Order of Request Processing
In A-Parser, there are many functions and features, this diagram represents the order of processing a request from reading it from a file (or text) to saving the final result in a file
Schematic order of request processing
Notes
- When filtering and deduplicating results, the request and its results are completely canceled if a simple result is used for comparison; if an array is used for comparison, then elements from this array are removed
- Many steps in the diagram are optional and depend on the settings specified in the Task Editor
- Additional requests may appear when using options Parse all result and Parse to level. All additional requests have the next level in relation to the request from which the additional requests were created, the level count starts from zero, i.e., the original requests from the file or text always have level 0. Requests after applying substitutions also have level 0
Unsuccessful requests
A request is considered unsuccessful and skipped if it could not be executed within the specified number of attempts.
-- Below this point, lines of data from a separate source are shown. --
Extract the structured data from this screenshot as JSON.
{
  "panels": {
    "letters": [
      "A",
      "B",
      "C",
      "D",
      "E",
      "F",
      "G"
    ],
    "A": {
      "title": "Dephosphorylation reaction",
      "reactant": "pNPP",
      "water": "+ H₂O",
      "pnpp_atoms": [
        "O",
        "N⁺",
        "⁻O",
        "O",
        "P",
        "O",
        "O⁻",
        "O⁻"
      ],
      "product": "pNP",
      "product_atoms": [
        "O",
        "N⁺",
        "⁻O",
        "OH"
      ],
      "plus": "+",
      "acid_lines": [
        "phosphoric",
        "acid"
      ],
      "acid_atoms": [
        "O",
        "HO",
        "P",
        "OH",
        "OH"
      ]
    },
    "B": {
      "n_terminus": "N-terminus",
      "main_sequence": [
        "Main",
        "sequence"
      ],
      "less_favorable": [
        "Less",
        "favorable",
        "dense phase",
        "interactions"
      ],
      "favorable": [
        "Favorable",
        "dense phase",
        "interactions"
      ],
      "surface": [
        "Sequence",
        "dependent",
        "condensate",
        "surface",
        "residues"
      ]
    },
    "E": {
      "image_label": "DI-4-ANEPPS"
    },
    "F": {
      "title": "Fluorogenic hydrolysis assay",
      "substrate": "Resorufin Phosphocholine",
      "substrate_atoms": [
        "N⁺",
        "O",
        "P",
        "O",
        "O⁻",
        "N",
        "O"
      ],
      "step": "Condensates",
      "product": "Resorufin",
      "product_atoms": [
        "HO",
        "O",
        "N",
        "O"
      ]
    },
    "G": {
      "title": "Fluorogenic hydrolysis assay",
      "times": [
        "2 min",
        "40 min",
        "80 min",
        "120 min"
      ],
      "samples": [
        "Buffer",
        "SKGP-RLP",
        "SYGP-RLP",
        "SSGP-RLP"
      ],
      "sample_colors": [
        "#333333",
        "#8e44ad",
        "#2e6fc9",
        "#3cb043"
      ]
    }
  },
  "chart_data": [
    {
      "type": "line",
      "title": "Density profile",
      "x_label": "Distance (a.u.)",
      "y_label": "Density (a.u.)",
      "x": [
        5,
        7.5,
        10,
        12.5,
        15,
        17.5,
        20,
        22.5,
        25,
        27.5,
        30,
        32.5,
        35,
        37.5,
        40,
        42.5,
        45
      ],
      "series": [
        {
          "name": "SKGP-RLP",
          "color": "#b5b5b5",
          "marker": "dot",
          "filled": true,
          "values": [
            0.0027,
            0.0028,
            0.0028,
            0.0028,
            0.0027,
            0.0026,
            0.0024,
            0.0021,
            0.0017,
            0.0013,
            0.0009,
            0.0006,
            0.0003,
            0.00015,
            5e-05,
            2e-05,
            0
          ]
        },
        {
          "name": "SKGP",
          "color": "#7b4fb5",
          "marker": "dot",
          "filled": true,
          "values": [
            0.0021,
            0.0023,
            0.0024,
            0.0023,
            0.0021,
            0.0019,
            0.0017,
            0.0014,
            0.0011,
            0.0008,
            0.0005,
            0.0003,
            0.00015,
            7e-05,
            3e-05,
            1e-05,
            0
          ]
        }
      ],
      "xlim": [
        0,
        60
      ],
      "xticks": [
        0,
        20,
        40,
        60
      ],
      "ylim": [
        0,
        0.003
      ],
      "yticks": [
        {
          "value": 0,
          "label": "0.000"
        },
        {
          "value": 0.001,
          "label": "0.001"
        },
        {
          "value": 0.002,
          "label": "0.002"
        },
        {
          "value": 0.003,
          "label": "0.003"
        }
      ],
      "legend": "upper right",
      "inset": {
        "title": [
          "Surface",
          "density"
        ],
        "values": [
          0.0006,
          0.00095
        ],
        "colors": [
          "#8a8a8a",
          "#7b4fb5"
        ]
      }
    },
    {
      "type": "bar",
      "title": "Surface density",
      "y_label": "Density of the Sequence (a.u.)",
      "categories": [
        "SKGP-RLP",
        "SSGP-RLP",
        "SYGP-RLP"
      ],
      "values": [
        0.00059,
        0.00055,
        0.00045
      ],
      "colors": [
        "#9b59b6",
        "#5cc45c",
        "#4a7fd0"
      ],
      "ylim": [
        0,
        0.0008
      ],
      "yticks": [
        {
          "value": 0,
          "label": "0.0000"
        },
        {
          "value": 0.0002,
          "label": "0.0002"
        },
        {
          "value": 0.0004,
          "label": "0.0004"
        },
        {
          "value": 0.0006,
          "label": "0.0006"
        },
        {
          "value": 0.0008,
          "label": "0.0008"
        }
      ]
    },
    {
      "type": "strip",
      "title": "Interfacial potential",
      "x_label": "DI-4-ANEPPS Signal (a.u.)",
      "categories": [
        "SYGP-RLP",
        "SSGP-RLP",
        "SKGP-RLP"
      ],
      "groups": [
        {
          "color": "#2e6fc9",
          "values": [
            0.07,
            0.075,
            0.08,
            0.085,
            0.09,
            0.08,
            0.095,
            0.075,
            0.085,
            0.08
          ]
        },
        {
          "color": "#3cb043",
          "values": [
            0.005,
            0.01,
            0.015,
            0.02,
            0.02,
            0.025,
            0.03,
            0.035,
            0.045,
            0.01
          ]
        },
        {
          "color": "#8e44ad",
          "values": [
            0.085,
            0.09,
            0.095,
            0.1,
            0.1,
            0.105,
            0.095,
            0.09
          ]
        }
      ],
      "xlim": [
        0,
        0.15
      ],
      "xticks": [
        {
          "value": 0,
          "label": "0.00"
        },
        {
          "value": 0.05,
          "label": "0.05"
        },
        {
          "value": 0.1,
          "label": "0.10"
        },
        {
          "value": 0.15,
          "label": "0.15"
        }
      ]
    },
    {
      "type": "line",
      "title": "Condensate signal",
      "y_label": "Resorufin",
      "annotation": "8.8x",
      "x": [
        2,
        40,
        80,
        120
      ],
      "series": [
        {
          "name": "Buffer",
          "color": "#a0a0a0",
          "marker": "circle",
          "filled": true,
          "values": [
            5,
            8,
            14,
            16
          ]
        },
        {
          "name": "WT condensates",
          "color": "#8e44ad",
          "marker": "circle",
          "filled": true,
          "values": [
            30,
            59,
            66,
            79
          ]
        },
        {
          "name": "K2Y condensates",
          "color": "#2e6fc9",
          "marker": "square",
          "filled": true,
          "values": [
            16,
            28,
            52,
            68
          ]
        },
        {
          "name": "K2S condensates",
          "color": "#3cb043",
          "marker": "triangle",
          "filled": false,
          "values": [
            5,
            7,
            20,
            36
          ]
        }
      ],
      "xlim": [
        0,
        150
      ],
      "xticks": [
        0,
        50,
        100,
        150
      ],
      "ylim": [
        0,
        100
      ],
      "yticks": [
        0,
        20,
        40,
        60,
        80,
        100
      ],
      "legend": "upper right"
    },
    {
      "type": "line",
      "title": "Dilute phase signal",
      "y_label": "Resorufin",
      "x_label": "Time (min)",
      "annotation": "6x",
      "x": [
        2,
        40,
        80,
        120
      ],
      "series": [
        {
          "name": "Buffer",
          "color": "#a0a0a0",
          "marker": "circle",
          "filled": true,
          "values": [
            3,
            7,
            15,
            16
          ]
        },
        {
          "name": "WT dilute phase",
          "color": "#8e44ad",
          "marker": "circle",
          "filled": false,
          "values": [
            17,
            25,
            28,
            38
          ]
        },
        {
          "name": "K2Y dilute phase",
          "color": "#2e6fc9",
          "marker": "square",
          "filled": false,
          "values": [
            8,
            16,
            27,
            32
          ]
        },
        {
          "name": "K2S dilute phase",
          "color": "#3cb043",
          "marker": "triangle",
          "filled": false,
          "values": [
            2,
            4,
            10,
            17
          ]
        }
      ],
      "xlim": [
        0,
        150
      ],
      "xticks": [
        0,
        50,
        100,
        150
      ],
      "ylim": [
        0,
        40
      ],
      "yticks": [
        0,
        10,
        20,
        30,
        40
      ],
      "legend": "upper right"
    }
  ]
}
How to determine why a request failed? Enable logging or run a Task Test. All errors are logged. By examining the log, you can understand what went wrong.
An example of an unsuccessful request. Logs suggest that the request could not be executed due to a captcha, and the attempts have run out. In this case, connecting a captcha solving service or increasing the number of attempts may help (only if you are scraping with proxies, otherwise increasing attempts is pointless).
How to increase the number of attempts? You need to override the option Request retries and set a higher value.